LiveStudio: Stephen Jones
Watch Stephen Jones at work on his signature playful headpieces, trimming a hat with fresh winter flowers, and answering questions from SHOWstudio viewers.
Watch Stephen Jones at work on his signature playful headpieces, trimming a hat with fresh winter flowers, and answering questions from SHOWstudio viewers.
Q&A
1 DEC 2010. 13:08
Q. Have you become more confident in your design style now then you were before?
A. Interesting thing, confidence. In a way, you become more confident - but you also know what can go wrong! I am more confident in a way - but yesterday, when I was trying hats on in a men's fitting, I don't now if it will work!
1 DEC 2010. 12:22
Q. What is your favourite thing about Christmas?
A. Being British, there are aways stories about British designers supplying the international houses - I have friends all over the world, but when they come back to London and I can see them over Christmas, that's the best part.
1 DEC 2010. 12:18
Q. I saw your exhibition on MoMu museum but don't understand about "blocks" that inspire you to do hats. Can you tell me a little bit more about the process you're using for making a head piece?
A. The basic principle of millinery - the main thing is that you're trying to make a 2-D fabric 3-D. You're moulding fabric over a shape - but as you do that, you can see you get all these shapes you don't want. The technique of millinery is that you're stretching fabric over a shape, and it's staying in that shape. Hat blocks are the same as shoe-lasts - they're a form that you use to steam or stiffen a hat into shape. You can use anything - a corner of a suitcase, a dish. You just need a form. But that's the basic principle of hats.
1 DEC 2010. 11:57
Q. Stephen, what do you want for Christmas?
A. Some time off! I could say all sorts of tangible things, but I'm now 53 and the older you get you realise that the most precious gift is time. I treasure my Christmas holiday, because January-March is the busiest time of year.

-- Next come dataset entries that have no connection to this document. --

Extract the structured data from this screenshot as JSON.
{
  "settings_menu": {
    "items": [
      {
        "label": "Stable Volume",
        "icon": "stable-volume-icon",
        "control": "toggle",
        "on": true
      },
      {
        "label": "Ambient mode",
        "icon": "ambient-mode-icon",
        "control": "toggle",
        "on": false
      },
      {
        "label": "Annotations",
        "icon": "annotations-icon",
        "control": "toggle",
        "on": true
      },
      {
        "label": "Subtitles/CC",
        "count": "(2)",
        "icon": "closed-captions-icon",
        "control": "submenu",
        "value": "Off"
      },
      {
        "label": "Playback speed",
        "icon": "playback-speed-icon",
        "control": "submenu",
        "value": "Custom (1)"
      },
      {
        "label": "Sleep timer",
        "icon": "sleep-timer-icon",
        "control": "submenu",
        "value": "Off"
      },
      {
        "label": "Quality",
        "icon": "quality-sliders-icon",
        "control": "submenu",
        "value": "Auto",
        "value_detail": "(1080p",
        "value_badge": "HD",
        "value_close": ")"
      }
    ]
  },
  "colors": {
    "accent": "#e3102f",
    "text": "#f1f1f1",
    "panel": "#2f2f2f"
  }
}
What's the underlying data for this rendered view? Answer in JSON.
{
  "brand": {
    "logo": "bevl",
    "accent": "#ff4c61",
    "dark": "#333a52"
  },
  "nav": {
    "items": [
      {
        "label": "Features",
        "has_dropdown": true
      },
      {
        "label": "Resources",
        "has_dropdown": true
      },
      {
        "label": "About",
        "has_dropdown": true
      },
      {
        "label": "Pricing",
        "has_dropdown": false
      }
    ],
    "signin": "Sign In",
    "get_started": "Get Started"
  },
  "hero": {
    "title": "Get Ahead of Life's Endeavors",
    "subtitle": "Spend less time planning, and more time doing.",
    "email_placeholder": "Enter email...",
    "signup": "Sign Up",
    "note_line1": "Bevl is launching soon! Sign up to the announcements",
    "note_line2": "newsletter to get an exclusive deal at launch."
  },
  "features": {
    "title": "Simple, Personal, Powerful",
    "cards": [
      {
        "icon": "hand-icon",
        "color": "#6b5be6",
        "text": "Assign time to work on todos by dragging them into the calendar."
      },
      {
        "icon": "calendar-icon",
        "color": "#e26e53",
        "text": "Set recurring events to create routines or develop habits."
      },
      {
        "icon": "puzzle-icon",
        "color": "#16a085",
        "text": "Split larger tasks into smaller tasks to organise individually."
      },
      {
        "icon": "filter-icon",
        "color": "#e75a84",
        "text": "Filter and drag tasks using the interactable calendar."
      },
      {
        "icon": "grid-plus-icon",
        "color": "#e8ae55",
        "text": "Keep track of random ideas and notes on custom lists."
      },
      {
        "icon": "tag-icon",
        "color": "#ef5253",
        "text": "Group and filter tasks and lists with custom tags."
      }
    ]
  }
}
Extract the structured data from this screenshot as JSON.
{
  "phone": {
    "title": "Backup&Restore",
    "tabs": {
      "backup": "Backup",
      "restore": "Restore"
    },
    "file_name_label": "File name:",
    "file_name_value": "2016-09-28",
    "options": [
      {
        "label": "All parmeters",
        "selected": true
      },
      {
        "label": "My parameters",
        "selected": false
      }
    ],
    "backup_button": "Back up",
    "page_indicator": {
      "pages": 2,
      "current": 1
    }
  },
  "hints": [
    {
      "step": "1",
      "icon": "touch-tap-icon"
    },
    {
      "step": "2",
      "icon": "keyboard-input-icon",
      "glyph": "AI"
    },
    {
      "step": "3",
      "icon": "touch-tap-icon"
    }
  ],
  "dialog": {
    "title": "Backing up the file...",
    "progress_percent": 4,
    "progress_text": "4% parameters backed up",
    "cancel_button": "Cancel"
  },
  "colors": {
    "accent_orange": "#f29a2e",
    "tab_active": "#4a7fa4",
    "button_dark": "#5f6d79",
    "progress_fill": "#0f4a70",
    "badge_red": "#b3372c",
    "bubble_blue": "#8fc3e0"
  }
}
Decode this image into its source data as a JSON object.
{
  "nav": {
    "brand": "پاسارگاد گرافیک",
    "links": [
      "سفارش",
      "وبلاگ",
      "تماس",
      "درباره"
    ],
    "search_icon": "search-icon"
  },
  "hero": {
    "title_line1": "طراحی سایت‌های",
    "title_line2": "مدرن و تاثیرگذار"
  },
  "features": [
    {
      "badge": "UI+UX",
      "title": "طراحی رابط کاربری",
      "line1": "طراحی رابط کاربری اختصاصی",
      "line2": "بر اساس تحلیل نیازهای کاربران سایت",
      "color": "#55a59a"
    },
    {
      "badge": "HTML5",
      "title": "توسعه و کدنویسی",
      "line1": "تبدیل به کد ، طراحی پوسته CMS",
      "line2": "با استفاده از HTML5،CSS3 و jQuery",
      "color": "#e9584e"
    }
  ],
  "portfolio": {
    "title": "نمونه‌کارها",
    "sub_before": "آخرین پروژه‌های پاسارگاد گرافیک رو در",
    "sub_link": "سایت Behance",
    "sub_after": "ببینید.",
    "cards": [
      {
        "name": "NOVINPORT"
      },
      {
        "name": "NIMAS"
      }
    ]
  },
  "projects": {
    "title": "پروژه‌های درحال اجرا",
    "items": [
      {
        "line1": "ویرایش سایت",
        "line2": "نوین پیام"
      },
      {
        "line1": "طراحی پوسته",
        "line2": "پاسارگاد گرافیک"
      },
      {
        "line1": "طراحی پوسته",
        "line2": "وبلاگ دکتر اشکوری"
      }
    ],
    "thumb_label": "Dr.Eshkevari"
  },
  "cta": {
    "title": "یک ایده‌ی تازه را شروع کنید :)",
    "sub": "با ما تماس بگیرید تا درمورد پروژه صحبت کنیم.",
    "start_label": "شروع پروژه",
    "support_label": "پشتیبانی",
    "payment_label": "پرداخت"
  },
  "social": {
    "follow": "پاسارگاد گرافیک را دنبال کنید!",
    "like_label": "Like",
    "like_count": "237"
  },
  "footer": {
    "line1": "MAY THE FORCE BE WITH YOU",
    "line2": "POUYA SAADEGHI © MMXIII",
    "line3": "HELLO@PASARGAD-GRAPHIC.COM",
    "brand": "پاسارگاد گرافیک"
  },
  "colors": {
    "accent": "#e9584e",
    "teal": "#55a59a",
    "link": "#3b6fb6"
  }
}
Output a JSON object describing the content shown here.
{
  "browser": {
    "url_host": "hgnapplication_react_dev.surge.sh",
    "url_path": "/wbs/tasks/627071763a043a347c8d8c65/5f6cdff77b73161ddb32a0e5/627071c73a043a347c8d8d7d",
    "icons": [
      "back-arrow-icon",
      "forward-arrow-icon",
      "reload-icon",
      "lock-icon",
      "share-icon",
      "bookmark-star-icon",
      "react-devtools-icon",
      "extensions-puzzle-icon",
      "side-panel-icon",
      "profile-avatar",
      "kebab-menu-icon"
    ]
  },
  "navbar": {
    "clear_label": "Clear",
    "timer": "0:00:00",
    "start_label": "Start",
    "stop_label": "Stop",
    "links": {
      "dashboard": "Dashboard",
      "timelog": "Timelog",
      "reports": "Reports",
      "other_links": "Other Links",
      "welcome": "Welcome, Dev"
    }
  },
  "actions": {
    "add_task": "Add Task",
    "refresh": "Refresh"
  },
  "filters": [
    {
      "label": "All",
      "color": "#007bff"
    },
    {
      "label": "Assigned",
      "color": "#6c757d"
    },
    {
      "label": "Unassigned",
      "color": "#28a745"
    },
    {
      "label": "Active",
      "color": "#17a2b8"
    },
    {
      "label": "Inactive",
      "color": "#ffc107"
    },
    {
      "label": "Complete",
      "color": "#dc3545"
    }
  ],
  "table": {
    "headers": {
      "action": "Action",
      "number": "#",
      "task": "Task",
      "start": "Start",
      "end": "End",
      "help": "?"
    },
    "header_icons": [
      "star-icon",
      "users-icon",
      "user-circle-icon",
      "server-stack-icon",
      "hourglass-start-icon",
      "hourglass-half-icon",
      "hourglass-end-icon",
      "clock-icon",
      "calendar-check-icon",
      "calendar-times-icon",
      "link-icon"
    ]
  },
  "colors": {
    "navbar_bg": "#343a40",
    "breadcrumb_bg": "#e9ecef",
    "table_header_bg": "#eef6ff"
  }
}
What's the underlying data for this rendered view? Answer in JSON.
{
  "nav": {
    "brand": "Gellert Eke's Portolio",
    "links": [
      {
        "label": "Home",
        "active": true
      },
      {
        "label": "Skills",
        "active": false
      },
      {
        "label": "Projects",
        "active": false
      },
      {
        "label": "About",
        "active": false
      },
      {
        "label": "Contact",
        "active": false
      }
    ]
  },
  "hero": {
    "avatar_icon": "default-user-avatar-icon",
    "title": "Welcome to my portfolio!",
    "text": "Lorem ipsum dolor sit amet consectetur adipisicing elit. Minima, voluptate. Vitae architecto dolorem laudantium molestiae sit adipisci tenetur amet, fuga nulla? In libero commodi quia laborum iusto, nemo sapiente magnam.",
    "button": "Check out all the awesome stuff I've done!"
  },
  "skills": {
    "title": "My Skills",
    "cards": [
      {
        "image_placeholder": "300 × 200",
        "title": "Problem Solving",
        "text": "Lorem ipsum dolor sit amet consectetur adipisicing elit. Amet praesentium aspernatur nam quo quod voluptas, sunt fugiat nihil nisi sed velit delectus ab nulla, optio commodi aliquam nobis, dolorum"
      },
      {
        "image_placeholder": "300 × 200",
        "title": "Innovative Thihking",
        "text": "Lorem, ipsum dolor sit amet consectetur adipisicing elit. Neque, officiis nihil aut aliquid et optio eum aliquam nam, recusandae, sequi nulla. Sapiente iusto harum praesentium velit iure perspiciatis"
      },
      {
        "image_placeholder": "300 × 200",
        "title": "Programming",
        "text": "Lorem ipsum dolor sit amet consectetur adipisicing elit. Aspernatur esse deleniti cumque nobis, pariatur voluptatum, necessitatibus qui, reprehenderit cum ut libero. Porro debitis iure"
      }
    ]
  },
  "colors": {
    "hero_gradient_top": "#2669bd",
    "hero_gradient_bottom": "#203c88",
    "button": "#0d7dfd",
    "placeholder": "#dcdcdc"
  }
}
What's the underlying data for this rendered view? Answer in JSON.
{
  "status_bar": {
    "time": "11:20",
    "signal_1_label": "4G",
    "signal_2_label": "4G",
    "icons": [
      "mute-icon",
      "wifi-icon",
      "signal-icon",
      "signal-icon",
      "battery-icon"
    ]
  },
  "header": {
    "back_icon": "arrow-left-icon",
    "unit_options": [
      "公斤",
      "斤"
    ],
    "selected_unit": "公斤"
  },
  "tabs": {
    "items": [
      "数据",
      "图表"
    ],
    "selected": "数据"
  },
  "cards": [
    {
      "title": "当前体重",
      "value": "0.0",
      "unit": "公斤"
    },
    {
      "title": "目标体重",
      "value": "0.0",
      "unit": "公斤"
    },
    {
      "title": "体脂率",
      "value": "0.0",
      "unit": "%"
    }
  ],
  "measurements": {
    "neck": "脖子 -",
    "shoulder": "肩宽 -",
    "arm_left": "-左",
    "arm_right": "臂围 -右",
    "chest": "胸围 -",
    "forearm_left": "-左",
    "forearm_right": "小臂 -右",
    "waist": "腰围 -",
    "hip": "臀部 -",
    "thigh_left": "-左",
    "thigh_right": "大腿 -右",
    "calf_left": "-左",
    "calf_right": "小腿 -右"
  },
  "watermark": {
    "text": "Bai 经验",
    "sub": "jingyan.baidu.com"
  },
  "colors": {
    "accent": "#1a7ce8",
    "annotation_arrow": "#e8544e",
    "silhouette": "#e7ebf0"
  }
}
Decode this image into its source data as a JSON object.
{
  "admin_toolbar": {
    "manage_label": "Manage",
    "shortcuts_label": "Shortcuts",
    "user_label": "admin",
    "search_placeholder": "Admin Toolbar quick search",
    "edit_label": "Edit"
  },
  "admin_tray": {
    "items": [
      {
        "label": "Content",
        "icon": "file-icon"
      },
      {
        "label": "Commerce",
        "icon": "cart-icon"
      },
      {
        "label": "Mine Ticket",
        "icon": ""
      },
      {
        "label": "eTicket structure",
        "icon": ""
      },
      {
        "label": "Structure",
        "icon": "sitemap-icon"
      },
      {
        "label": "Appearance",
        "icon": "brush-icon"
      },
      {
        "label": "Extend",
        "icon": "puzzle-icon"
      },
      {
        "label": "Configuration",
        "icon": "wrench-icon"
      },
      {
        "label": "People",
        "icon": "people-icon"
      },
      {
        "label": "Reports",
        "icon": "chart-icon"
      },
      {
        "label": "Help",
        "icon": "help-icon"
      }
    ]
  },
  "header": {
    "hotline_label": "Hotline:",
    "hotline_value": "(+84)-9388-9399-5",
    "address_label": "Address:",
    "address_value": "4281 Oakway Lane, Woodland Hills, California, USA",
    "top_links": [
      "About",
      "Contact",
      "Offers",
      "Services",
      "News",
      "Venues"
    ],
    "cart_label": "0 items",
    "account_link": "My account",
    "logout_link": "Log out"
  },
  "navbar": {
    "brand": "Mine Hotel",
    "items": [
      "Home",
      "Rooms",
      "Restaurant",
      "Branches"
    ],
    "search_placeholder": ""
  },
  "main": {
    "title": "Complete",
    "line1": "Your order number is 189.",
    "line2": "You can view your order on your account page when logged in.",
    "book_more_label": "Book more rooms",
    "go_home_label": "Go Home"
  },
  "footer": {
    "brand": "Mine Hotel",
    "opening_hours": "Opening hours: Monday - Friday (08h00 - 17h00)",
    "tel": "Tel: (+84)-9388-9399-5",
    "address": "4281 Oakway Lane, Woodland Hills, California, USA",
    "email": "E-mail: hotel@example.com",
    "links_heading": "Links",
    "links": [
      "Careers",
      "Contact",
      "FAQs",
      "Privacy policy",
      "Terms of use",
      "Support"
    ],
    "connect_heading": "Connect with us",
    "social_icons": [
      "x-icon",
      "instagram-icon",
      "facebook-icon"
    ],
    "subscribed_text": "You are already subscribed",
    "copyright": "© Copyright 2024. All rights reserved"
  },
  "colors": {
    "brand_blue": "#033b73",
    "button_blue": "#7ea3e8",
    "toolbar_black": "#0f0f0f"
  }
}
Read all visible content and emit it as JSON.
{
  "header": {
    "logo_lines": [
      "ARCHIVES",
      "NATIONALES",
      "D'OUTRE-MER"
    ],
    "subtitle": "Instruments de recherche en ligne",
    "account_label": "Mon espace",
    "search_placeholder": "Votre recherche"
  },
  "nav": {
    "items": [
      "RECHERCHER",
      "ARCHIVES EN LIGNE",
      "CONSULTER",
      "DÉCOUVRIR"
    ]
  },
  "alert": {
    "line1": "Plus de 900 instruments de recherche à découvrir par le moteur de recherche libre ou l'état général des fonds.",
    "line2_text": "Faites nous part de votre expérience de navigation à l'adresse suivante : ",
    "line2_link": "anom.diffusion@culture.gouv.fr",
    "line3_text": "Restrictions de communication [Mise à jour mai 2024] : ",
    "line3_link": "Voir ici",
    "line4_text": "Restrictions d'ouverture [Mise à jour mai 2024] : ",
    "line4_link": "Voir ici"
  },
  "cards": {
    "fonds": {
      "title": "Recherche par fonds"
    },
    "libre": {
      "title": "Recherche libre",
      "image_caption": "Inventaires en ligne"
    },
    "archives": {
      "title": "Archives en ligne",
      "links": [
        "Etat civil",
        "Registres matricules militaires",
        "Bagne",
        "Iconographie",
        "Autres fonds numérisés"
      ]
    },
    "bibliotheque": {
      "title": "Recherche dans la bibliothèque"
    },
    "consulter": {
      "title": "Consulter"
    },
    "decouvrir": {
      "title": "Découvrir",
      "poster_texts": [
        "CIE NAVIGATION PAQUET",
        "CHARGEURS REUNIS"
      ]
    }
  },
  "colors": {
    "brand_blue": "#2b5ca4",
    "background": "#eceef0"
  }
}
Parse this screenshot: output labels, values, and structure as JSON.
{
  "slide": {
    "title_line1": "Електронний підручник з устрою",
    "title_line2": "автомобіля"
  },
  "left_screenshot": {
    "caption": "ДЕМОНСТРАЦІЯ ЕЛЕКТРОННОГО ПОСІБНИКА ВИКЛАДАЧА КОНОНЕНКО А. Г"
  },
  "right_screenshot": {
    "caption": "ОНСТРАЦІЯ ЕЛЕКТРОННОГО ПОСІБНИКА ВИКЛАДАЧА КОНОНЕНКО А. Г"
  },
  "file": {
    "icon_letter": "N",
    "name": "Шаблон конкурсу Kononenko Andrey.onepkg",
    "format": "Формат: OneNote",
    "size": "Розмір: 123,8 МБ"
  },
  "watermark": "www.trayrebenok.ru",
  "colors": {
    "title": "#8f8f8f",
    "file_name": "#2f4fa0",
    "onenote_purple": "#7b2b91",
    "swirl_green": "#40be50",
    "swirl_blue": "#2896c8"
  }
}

But a gold watch wouldn't go amidst.
1 DEC 2010. 11:55
Q. Was it always hats?
A. No it wasn't always hats! I went to Saint Martins to be a fashion designer, it was hats just by chance. When I first left college I went to Paris to get a job, but didn't take a portfolio of hats. I started making them for friends, and my first paying customer - besides my mum - was Steve Strange.
1 DEC 2010. 11:51
Q. When dry on ideas, what do you turn to to keep ideas flowing?
A. When I'm designing, mentally I'm taking notes every second - anything at all is inspirational. There are things I turn to especially: living in a city, architecture is especially inspiring. Turn and see a building, and it could be a hat!
1 DEC 2010. 11:49
Q. Whats the best advice you've ever been given?
A. It's difficult to separate into a few little words: don't look before you leap? Talking about how much you have to love what you're doing. Shirley Hecks, a tutor of mine, said 'You have to really love making hats. You can't resent it for one second.' Tat's what I've really taken to heart, and I do still love it thirty years later. And every designer I work with gives me advice. Rei Kawakubo, years ago, taught me about surprise in fashion - she said, I don't want you to make things that I want, I want you to make things that I don't want. That's the surprising thing in fashion.